A solenoid magnetic field was used by WF to guide electrons down the axis of the drift tube, thus eliminating the effects of image charges. In order to limit interactions with magnetic field gradients, they used only electrons in the ground Landau state [11]. To load the lowest Landau state, a pinhole aperture can be used at the entrance to the uniform magnetic field region, such that its diameter (and thus, the width of the electron wave packet) matches the width of the lowest Landau state [48,49]. Thus, the projection of the electron wavefunction onto the ground Landau state is maximized. The separation between the electron source and the pinhole must also be chosen so that the pinhole is coherently illuminated [50]. For a $1\text{ MeV}$ electron and aperture diameter of $100\text{ nm}$, the lowest Landau state can be loaded maximally for a source to aperture distance of $10\text{ μm}$ and magnetic field $B=3.6G$. These parameters can be experimentally attained with current technology.

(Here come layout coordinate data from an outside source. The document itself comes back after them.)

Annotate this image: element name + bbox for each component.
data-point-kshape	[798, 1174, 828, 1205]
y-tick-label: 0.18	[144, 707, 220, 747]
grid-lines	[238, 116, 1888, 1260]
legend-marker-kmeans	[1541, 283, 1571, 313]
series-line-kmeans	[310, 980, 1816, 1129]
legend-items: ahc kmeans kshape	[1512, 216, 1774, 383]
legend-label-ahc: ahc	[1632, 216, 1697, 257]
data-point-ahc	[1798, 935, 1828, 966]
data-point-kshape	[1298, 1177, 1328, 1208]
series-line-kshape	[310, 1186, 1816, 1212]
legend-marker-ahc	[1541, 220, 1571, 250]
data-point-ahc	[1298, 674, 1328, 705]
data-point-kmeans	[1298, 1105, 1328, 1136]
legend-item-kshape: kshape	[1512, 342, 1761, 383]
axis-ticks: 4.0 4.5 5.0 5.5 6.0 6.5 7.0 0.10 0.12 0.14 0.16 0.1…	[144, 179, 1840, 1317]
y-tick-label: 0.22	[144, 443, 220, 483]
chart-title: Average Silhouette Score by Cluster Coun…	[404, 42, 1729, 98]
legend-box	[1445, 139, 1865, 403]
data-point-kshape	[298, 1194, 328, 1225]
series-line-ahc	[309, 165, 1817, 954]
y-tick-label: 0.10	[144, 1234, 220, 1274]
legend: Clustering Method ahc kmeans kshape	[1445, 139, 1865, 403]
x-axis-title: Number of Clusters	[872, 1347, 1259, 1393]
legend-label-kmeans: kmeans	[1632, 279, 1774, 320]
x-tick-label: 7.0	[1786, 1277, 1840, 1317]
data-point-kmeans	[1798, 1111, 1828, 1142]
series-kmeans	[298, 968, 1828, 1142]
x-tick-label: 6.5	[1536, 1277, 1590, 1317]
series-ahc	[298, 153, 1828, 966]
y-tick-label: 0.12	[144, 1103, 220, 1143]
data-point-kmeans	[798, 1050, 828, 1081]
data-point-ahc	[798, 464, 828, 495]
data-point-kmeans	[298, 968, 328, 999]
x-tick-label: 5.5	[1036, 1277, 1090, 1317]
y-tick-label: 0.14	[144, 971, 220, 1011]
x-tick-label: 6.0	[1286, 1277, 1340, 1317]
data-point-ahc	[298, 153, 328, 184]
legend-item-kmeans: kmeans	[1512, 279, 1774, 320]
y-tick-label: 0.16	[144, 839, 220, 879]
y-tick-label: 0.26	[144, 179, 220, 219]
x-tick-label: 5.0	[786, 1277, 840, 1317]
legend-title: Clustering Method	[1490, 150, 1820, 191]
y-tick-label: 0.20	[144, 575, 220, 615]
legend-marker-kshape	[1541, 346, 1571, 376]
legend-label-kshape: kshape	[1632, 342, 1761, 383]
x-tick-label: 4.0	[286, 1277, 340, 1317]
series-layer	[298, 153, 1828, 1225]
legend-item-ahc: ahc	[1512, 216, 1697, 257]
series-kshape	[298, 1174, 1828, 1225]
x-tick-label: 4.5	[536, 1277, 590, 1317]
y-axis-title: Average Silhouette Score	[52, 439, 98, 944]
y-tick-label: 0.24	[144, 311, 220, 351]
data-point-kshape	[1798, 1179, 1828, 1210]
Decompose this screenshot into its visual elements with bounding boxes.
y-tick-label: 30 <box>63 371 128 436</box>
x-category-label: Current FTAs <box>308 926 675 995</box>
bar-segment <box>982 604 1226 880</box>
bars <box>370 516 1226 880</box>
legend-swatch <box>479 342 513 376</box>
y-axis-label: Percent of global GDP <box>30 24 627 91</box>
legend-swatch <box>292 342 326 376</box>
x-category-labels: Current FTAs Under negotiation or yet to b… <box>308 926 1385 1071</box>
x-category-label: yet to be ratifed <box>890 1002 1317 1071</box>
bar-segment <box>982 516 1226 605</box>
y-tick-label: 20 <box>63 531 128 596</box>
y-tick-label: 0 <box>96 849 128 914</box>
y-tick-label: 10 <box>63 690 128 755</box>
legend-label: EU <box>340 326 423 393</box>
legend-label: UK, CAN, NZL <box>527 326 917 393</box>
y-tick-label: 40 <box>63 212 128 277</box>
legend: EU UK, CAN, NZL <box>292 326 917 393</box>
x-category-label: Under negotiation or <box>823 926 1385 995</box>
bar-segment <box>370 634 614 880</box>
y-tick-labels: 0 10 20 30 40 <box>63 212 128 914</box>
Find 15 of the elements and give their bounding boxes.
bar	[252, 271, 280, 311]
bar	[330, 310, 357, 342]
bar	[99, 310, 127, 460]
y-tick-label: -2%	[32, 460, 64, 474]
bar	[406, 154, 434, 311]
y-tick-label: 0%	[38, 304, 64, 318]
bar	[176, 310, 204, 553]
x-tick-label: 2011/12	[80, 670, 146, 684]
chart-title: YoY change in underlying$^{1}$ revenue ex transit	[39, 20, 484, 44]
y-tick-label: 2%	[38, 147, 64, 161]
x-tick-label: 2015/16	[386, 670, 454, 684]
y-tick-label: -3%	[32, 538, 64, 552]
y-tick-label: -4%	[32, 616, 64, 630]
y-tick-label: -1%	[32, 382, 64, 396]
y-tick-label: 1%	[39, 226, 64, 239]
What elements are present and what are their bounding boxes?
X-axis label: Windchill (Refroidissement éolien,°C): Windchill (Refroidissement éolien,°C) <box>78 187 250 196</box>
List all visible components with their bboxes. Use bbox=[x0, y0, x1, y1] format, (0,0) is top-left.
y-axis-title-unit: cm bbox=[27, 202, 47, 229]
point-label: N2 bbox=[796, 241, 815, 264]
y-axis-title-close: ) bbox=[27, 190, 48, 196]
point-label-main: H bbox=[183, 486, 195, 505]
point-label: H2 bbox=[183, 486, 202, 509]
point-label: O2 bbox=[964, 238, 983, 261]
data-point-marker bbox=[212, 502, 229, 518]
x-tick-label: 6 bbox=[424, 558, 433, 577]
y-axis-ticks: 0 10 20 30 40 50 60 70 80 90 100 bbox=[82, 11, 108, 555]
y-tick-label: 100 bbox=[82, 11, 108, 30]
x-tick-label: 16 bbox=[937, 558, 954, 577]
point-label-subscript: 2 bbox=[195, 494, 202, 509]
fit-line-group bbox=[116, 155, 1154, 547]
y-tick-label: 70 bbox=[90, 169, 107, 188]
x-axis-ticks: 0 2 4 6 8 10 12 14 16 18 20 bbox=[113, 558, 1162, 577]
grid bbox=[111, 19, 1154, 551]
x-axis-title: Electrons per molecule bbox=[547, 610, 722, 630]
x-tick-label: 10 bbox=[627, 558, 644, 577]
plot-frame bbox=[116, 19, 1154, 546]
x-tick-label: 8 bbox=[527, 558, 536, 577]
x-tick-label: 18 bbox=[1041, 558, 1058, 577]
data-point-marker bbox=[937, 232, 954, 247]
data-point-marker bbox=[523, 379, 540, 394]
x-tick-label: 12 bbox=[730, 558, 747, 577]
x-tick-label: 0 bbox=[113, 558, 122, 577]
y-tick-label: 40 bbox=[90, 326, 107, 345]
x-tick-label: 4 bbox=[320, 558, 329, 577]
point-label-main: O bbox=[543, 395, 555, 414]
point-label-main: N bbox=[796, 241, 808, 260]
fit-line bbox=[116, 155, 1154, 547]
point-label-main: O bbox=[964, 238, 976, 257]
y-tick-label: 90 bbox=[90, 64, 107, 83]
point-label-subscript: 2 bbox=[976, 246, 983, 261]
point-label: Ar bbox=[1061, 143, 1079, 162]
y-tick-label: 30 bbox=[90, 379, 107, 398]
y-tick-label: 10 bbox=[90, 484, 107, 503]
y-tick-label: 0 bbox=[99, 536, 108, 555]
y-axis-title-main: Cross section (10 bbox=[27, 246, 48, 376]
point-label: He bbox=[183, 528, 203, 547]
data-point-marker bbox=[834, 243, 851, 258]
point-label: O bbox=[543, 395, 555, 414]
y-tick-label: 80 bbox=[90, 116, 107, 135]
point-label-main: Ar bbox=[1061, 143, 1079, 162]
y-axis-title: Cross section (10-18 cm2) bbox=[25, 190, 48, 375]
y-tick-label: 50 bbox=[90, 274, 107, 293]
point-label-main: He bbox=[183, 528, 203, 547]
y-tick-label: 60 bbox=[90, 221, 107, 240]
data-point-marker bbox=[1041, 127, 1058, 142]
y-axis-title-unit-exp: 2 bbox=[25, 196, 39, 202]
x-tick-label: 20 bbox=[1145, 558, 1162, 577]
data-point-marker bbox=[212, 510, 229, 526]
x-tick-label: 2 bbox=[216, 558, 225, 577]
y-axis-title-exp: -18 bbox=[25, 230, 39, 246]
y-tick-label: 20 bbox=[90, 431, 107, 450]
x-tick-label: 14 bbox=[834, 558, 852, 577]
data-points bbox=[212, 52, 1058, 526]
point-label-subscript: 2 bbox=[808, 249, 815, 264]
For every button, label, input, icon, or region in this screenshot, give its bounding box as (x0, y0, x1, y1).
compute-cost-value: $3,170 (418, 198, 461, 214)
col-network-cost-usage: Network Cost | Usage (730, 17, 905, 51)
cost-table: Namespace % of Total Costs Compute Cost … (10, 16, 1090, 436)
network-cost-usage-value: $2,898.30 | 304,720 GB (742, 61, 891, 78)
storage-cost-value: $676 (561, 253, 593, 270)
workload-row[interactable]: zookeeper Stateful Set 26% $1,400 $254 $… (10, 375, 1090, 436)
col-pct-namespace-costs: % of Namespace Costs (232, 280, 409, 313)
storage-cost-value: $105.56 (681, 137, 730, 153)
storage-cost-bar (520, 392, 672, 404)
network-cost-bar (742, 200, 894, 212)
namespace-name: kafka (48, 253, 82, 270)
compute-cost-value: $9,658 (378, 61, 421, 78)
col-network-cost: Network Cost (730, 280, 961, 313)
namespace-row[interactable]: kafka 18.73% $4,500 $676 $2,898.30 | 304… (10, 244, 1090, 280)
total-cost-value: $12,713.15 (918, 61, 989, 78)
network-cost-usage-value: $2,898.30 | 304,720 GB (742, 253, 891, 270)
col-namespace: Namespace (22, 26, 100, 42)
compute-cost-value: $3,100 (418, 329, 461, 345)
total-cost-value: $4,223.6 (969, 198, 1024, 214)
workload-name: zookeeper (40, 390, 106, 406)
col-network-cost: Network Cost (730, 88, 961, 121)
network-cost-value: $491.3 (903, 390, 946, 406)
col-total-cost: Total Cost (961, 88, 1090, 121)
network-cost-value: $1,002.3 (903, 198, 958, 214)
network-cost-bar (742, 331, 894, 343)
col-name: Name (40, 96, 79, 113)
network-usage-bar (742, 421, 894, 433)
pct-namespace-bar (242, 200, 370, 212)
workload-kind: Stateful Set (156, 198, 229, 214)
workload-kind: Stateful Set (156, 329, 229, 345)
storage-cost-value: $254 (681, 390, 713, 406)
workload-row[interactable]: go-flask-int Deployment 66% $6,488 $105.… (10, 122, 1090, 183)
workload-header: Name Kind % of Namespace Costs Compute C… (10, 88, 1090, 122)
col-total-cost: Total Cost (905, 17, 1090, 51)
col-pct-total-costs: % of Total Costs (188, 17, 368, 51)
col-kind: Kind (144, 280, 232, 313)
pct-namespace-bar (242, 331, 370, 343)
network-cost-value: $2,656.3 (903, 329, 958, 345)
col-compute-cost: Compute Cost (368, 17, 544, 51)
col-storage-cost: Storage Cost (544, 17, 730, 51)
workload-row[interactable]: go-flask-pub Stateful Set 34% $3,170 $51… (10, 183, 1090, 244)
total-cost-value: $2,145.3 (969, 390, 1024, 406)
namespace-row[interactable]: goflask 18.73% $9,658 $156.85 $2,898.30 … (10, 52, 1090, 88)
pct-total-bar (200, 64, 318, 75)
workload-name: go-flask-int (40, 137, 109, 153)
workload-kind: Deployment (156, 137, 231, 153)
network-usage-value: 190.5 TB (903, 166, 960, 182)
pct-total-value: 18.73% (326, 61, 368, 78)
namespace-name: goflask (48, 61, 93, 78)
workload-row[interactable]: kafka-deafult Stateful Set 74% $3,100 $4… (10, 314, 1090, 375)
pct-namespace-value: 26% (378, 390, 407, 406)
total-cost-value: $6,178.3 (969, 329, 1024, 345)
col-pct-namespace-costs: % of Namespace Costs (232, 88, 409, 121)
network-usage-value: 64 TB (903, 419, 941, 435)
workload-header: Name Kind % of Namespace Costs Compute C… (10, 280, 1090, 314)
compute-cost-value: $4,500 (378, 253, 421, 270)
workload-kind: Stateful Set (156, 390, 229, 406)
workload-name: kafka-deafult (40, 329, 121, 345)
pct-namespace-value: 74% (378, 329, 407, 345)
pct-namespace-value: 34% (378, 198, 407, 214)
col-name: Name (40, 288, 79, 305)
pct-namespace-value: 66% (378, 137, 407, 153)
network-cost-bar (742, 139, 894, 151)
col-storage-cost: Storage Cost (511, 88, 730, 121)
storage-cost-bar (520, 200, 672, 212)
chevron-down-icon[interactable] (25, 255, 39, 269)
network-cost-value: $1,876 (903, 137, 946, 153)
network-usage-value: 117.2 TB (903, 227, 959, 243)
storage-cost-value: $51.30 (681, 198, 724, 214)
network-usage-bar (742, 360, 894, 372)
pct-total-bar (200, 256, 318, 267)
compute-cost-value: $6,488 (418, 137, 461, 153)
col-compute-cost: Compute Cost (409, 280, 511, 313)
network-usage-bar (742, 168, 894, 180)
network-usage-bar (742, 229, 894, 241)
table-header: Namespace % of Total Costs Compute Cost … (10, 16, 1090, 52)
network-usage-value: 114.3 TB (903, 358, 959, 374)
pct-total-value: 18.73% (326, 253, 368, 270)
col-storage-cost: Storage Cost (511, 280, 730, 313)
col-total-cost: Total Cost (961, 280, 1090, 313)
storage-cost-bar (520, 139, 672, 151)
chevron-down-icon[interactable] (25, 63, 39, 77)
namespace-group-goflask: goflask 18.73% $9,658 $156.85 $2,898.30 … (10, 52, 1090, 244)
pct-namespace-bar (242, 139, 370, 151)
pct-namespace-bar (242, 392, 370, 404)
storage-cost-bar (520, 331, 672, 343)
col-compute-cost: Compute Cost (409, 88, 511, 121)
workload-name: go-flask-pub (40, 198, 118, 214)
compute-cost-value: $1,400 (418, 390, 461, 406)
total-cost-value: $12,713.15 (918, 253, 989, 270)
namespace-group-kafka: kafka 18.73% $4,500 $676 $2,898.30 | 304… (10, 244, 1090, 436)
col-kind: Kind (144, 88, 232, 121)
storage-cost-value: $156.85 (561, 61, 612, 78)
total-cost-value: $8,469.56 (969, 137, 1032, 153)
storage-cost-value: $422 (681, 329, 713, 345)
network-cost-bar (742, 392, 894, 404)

As discussed in Section 6, gravity causes charges in a conductor to redistribute. The resulting compression field, given in Equation (6.2), would effectively mask the electric field due to the gravitational deflection of electric field lines. Thus, it may be necessary to use an insulating shell in the proposed experiment. Placing 1 MV on an insulating shell is a regime that to our knowledge has not yet been explored. The very fact that charges are not free to move on an insulator makes establishing a uniform charge distribution experimentally difficult. Whether or not it is possible to achieve highly uniform charge distributions on insulating materials is unknown to the authors at the time of writing this manuscript. Control parameters are likely to include the shape, surface preparation and size of the sphere. It is clear that some experimental feasibility study is necessary before embarking on the full proposed experiment.

8. Conclusions

While the classical coupling mechanism between gravity and the fields of a charge distribution is theoretically well established, no experiments have been performed to confirm the coupling. The proposed system of an electron inside a uniformly-charged shell increases the strength of the coupling significantly as compared to previously-discussed physical systems. The charged shell would affect the free-fall acceleration of electrons by an amount of $g$. This means that if electron free-fall can be observed, as previously reported by Fairbank et al., the effect of the coupling is also within experimental reach. Previous free-fall measurements relied on an unexplained shielding effect. The development of new ultrafast electron technology appears to remove the need to rely on this shielding effect. In contrast to earlier claims that the effect is too small to be observed, our discussion supports the view that now may be an opportune time to consider such experiments if the difficulty of uniformly charging an insulator can be overcome. Alternatively, free-fall experiments could be performed in metal drift tubes to investigate the gravitationally-induced electric field predicted by Dessler et al.